Sebab volume tenaga kerja dari kaum perempuan lebih banyak daripada laki-laki dan memiliki kemampuan kognitif dan skill yang sama. Sehingga di pandang perlu  melakukan pemberdayaan terhadap perempuan. Sehingga ketersediaan tenaga kerja semakin luas terkhusus di negara-negara dunia ketiga sebab bagi mereka volume tenaga kerja di dunia ketiga sangat besar sehingga memberikan kesempatan bagi para pengusaha untuk membuka ruang untuk merekrut tenaga kerja yang banyak dengan harga yang murah dengan kualitas yang sangat memadai dengan motivasi kerja yang sangat tinggi.
Sehingga diskursus gender seolah di tunggangi oleh sebuah kekuasaan dan kepentingan para kaum korporasi sebagai babakan baru di era globalisasi ini. Hal ini memberikan dampak positif bagi kaum para korporasi untuk melakukan eksploitasi tenaga kerja terhadap perempuan.
Dari perspektif ini bahwa diskursus gender telah membuktikan dirinya telah bermuka  dua atau bersifat ambivalen sebab para kaum feminis berharap bahwa perempuan mampu melepaskan jeratan dari kaum patriarki akan tetapi di sambut dengan perselingkuhan kebutuhan korporasi terhadap kebutuhan tenaga kerja.
Bisa kita lihat implementasi kebijakan ini, dari berbagai instansi-instansi, perusahaan yang telah di dominasi oleh kaum perempuan. Bahkan perempuan telah menjadi bahan pajangan dan tontonan bagi laki-laki di berbagai media. Sebab perempuan menjadi ikon kecantikan dengan memamerkan kemolekan tubuhnya dengan mengait para konsumer. Para pengusaha mendorong perempuan untuk menjadi simbol sebuah iklan bahkan bintang iklan di dominasi oleh perempuan yang estetis dan eksotis. Dan tubuh perempuan menjadi sangat murah untuk di pertontonkan dan bahkan gratis karena tak di lirik oleh pengusaha namun mereka telah mengikuti ikon dari iklan tersebut.

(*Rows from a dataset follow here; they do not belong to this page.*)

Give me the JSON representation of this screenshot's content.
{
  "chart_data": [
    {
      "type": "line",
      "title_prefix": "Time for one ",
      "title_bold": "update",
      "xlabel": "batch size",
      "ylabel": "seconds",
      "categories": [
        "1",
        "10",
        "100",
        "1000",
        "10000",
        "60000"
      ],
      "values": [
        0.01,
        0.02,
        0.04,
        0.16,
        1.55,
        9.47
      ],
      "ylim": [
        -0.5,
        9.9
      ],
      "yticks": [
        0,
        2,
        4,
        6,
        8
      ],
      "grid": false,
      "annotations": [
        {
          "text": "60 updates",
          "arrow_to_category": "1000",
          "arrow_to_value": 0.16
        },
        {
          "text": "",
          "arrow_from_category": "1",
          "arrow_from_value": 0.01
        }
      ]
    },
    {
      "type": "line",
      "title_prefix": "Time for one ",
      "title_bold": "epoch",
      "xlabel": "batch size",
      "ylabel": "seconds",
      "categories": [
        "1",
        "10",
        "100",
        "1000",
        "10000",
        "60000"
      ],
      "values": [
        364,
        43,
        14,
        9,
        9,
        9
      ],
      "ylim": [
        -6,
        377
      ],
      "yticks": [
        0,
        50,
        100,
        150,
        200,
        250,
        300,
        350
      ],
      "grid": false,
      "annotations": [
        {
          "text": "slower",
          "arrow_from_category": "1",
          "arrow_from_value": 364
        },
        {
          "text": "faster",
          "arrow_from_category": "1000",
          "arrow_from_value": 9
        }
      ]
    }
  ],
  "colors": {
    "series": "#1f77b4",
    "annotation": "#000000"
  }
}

 Keterlibatan perempuan di ranah publik  di sambut baik oleh para para kapitalis-kapitalis untuk mengeksploitasi manusia. Para kapitalis itu berlomba untuk meningkatkan proses produksi mereka dengan eksploitasi tenaga kerja dari kaum perempuan. Posisi perempuan menjadi fungsi ganda perempuan berkecimpung di ranah domestik sekaligus perempuan ikut terlibat dalam ranah publik demi sebuah keseteraan dan pertukaran peran. Namun membuat perempuan dalam keadaan terjepit.
Memperjuangkan hak perempuan dalam menuntut kesetaraan dengan laki-laki  merupakan sebuah keharusan akan tetapi kesetaraan itu menjebak perempuan yang pada masalah yang pelik di atas sebuah tuntutan yang  lebih. Namun yang seharusnya perempuan yang di lakukan oleh perempuan adalah menuntut sebuah keadilan. Bergeraklah untuk menuntut keadilan itu. Sebab hari ini bukanlah perempuan yang mengalami penindasan akan tetapi laki-laki merasakan yang sama.